REPUBLIKA.CO.ID, JAKARTA – Sindikat perdagangan eksploitasi anak di bawah umur secara seksual dan ekonomi di Penjaringan, Jakarta Utara merupakan persoalan yang tak bisa ditawar menawar. Wakil Ketua Lembaga Perlindungan Saksi dan Korban Republik Indonesia (LPSK RI) Antonius PS Wibowo menegaskan selain memproses hukum ada hal lain yang juga tak kalah penting, yaitu perlindungan terhadap anak yang menjadi korban.
LPSK, kata dia, mendukung aparat penegak hukum memproses para pelaku perdagangan dan eksploitasi anak di bawah umur. "Dukungan itu termasuk kesiapan LPSK RI memberikann perlindungan kepada anak korban sesuai Pasal 5 dan Pasal 6 Undang-Undang Nomor 31 Tahun 2014 tentang Perubahan Atas Undang-Undang Nomor 13 Tahun 2006 tentang Perlindungan Saksi dan Korban," ujar Antonius dalam keterangannya, Sabtu (25/1) lalu.
Menurut Antonius, inti dari kedua pasal tersebut adalah anak korban kekerasan seksual dan atau korban tindak pidana perdagangan orang (TPPO) berhak atas perlindungan dari LPSK serta dapat mengakses layanan yang disediakan negara melalui LPSK, mulai bantuan medis, rehabilitasi psikologis maupun rehabilitasi psikososial.
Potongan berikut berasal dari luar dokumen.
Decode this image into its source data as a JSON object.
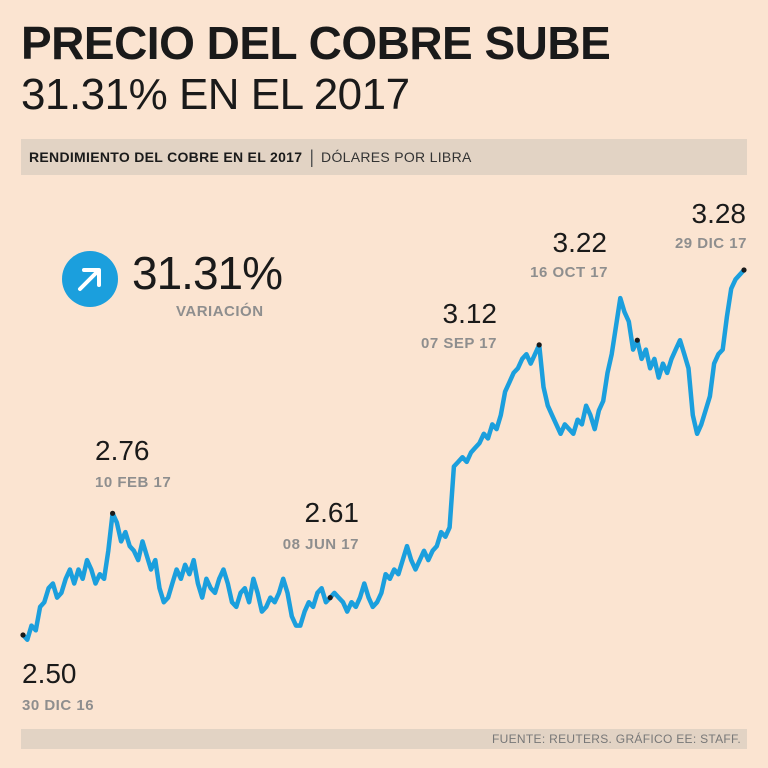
{
  "header": {
    "title": "PRECIO DEL COBRE SUBE",
    "subtitle": "31.31% EN EL 2017"
  },
  "band": {
    "label": "RENDIMIENTO DEL COBRE EN EL 2017",
    "unit": "DÓLARES POR LIBRA"
  },
  "variation": {
    "icon": "arrow-up-right-icon",
    "value": "31.31%",
    "label": "VARIACIÓN",
    "color": "#1b9fdd"
  },
  "footer": {
    "source": "FUENTE: REUTERS. GRÁFICO EE: STAFF."
  },
  "chart_data": {
    "type": "line",
    "title": "RENDIMIENTO DEL COBRE EN EL 2017",
    "ylabel": "DÓLARES POR LIBRA",
    "line_color": "#1b9fdd",
    "ylim": [
      2.4,
      3.35
    ],
    "values": [
      2.5,
      2.49,
      2.52,
      2.51,
      2.56,
      2.57,
      2.6,
      2.61,
      2.58,
      2.59,
      2.62,
      2.64,
      2.61,
      2.64,
      2.62,
      2.66,
      2.64,
      2.61,
      2.63,
      2.62,
      2.68,
      2.76,
      2.74,
      2.7,
      2.72,
      2.69,
      2.68,
      2.66,
      2.7,
      2.67,
      2.64,
      2.66,
      2.6,
      2.57,
      2.58,
      2.61,
      2.64,
      2.62,
      2.65,
      2.63,
      2.66,
      2.61,
      2.58,
      2.62,
      2.6,
      2.59,
      2.62,
      2.64,
      2.61,
      2.57,
      2.56,
      2.59,
      2.6,
      2.57,
      2.62,
      2.59,
      2.55,
      2.56,
      2.58,
      2.57,
      2.59,
      2.62,
      2.59,
      2.54,
      2.52,
      2.52,
      2.55,
      2.57,
      2.56,
      2.59,
      2.6,
      2.57,
      2.58,
      2.59,
      2.58,
      2.57,
      2.55,
      2.57,
      2.56,
      2.58,
      2.61,
      2.58,
      2.56,
      2.57,
      2.59,
      2.63,
      2.62,
      2.64,
      2.63,
      2.66,
      2.69,
      2.66,
      2.64,
      2.66,
      2.68,
      2.66,
      2.68,
      2.69,
      2.72,
      2.71,
      2.73,
      2.86,
      2.87,
      2.88,
      2.87,
      2.89,
      2.9,
      2.91,
      2.93,
      2.92,
      2.95,
      2.94,
      2.97,
      3.02,
      3.04,
      3.06,
      3.07,
      3.09,
      3.1,
      3.08,
      3.1,
      3.12,
      3.03,
      2.99,
      2.97,
      2.95,
      2.93,
      2.95,
      2.94,
      2.93,
      2.96,
      2.95,
      2.99,
      2.97,
      2.94,
      2.98,
      3.0,
      3.06,
      3.1,
      3.16,
      3.22,
      3.19,
      3.17,
      3.11,
      3.13,
      3.09,
      3.11,
      3.07,
      3.09,
      3.05,
      3.08,
      3.06,
      3.09,
      3.11,
      3.13,
      3.1,
      3.07,
      2.97,
      2.93,
      2.95,
      2.98,
      3.01,
      3.08,
      3.1,
      3.11,
      3.18,
      3.24,
      3.26,
      3.27,
      3.28
    ],
    "annotations": [
      {
        "value": "2.50",
        "date": "30 DIC 16"
      },
      {
        "value": "2.76",
        "date": "10 FEB 17"
      },
      {
        "value": "2.61",
        "date": "08 JUN 17"
      },
      {
        "value": "3.12",
        "date": "07 SEP 17"
      },
      {
        "value": "3.22",
        "date": "16 OCT 17"
      },
      {
        "value": "3.28",
        "date": "29 DIC 17"
      }
    ]
  }
}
“LPSK berharap kasus (eksploitasi anak di bawah umur secara ekonomi dan seksual di Penjaringan, Jakarta Utara) tersebut dapat diproses berdasarkan UU Perlindungan Anak dan sekaligus UU Pemberantasan Tindak Pidana TPPO,” kata Antonius.
Karena, sambung dia, jika kasus ini akan diproses berdasarkan UU Tindak Pidana TPPO, pihak kepolisian dapat langsung memintakan perlindungan bagi anak korban kepada LPSK. Namun, seandainya diproses menggunakan Undang-Undang Perlindungan Anak, LPSK berharap elemen masyarakat yang peduli dengan perlindungan anak, semisal Lembaga swadaya masyarakat (LSM) maupun Lembaga bantuan hukum (LBH) bersedia menjadi pendamping dan memintakan perlindungan ke LPSK.
“Berdasarkan kewenangan yang dimandatkan Undang-Undang Perlindungan Saksi dan Korban, LPSK RI juga bisa melakukan tindakan proaktif untuk memberikan perlindungan bagi anak korban,” tegas Antonius.
Ia menekankan, kementerian, lembaga atau satuan kerja perangkat daerah (SKPD) yang memiliki tugas, pokok dan fungsi perlindungan anak, juga dapat mengambil peran sebagai pendamping dan memohonkan perlindungan bagi anak korban ke LPSK.
“Langkah selanjutnya, LPSK akan menggandeng K/L dan SKPD/pemda terkait untuk bersama-sama memberikan perlindungan dan layanan medis, psikologis, psikososial, dan hak lainnya bagi anak korban pelacuran/TPPO itu,” tegas Antonius.
Sebab, lanjut dia, menurut kedua undang-undang itu, baik UU Perlindungan Anak maupun UU Pemberantasan Tindak Pidana TPPO, pemerintah pusat dan daerah mempunyai kewajiban untuk bertanggung jawab pada masalah perlindungan anak dan penanganan korban.
Diketahui, Polda Metro Jaya membekuk enam tersangka sindikat perdagangan dan eksploitasi anak di bawah umur secara seksual dan ekonomi. Mereka diketahui memaksa dan mempekerjakan 10 anak perempuan sebagai pekerja seks komersial (PSK) di Cafe Khayangan, Jalan Rawa Bebek, RT 02/RW 13, Penjaringan, Jakarta Utara. Enam tersangka yang ditangkap masing-masing berperan sebagai pemilik kafe bersama dan mucikari.